Every year, Tsang meets his creative team and asks everyone the same question before deciding what to focus on for that year's Lunar New Year release: what do Hong Kong people need this year?
"This year it seems the world is grey and people are pessimistic," he says. "We survived the Mayan 'apocalypse' of 2012, but the [current] political and economic atmosphere makes one think we may need an angel to save Hong Kong. And so that's what we did."
In the latest film, Tsang plays an angel who shows the protagonists the importance of being rich at heart. Being socially conscious is another lesson he learnt when making Lunar New Year blockbusters in the 1980s.
"We were making expensive, festive blockbusters such as Aces Go Places and My Lucky Stars, with an all-star cast and filming overseas," he says. "But then lower-budget films like the It's a Mad Mad World series proved to be strong [box office] contenders too."
Starring Tsang, Lydia Sum Tin-ha and Bill Tung Biu, the series revolved around a grass-roots family and the adventures they had after winning the lottery, realistically depicting people's lives in the 1980s. Says Tsang: "That's when I realised it was important for a film to talk about the livelihoods of people, [so they] could relate to the films."
While these festive offerings were popular in the '80s and '90s, they were thin on the ground in the 2000s. But works such as Raymond Wong Pak-ming's All's Well, Ends Well 2009 and Tsang's 72 Tenants of Prosperity in 2010 brought back the tradition of festive fare.
It was a cinematic event five years ago that persuaded Tsang, an iconic figure in the local comedy scene, to start making festive funnies again. That year, Hong Kong saw Derek Yee Tung-sing's crime drama Protégé opening during the Lunar New Year period. It was the most successful of the local films at the box office, along with a Ronald Cheng Chung-kei comedy called It's a Wonderful Life.

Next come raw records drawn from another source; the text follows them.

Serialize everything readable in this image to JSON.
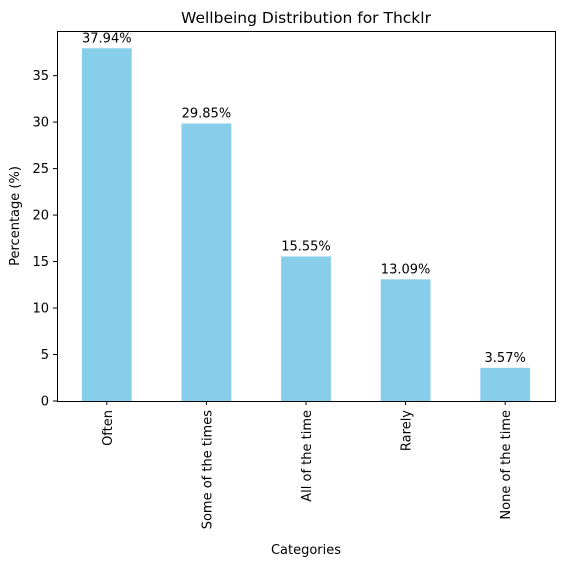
{
  "chart_data": {
    "type": "bar",
    "title": "Wellbeing Distribution for Thcklr",
    "xlabel": "Categories",
    "ylabel": "Percentage (%)",
    "categories": [
      "Often",
      "Some of the times",
      "All of the time",
      "Rarely",
      "None of the time"
    ],
    "values": [
      37.94,
      29.85,
      15.55,
      13.09,
      3.57
    ],
    "value_labels": [
      "37.94%",
      "29.85%",
      "15.55%",
      "13.09%",
      "3.57%"
    ],
    "ylim": [
      0,
      39.8
    ],
    "yticks": [
      0,
      5,
      10,
      15,
      20,
      25,
      30,
      35
    ],
    "ytick_labels": [
      "0",
      "5",
      "10",
      "15",
      "20",
      "25",
      "30",
      "35"
    ],
    "grid": false,
    "bar_color": "#87ceeb"
  }
}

"That's when I started to think: 'Come on! Hong Kong people need some laughs'," Tsang says. And 2013 will see more competition among local festive comedies, with old rival Raymond Wong's Hotel Deluxe and Stephen Chow Sing-chi's much anticipated Journey to the West: Conquering the Demons due to open on the same day as I Love Hong Kong 2013. Looking at his rivals this year, Tsang says: "Wong is an old friend and we more or less know what to expect from each other. As for Chow … I am looking forward to what he comes up with."
Another commitment he has made to the Hong Kong film industry is to offer help and opportunities to young talent. "Young directors are so creative and in tune with society, but I always have to remind them not to think like a big director breaking into the mainland market. Make films for the local market first. I dare to help you find an investor for any genre or story, as long as it can be made cheaply."
This influence of Tsang - who turns 60 in April - is not restricted to the Hong Kong entertainment industry. A member of the Guangzhou Chinese People's Political Consultative Conference, he hopes to realise a "Hollywood studio city in the south of China". For him, the ideal location for this project is Nansha, a newly developed area in Guangdong province. It has the potential to become the counterpart to Zhejiang's Hengdian World Studios, where most mainland and Hong Kong films are shot these days.
Tsang sees the project as a good chance to push forward the entertainment and cultural industry of Hong Kong and Guangdong. But equally important, he says, is the convenience for the crew.
"The [extreme] weather in Hengdian is just annoying ... whether in summer or winter," he says. "How perfect would it be if we could finish a day's shooting, cross the river and go home for a good night's sleep?"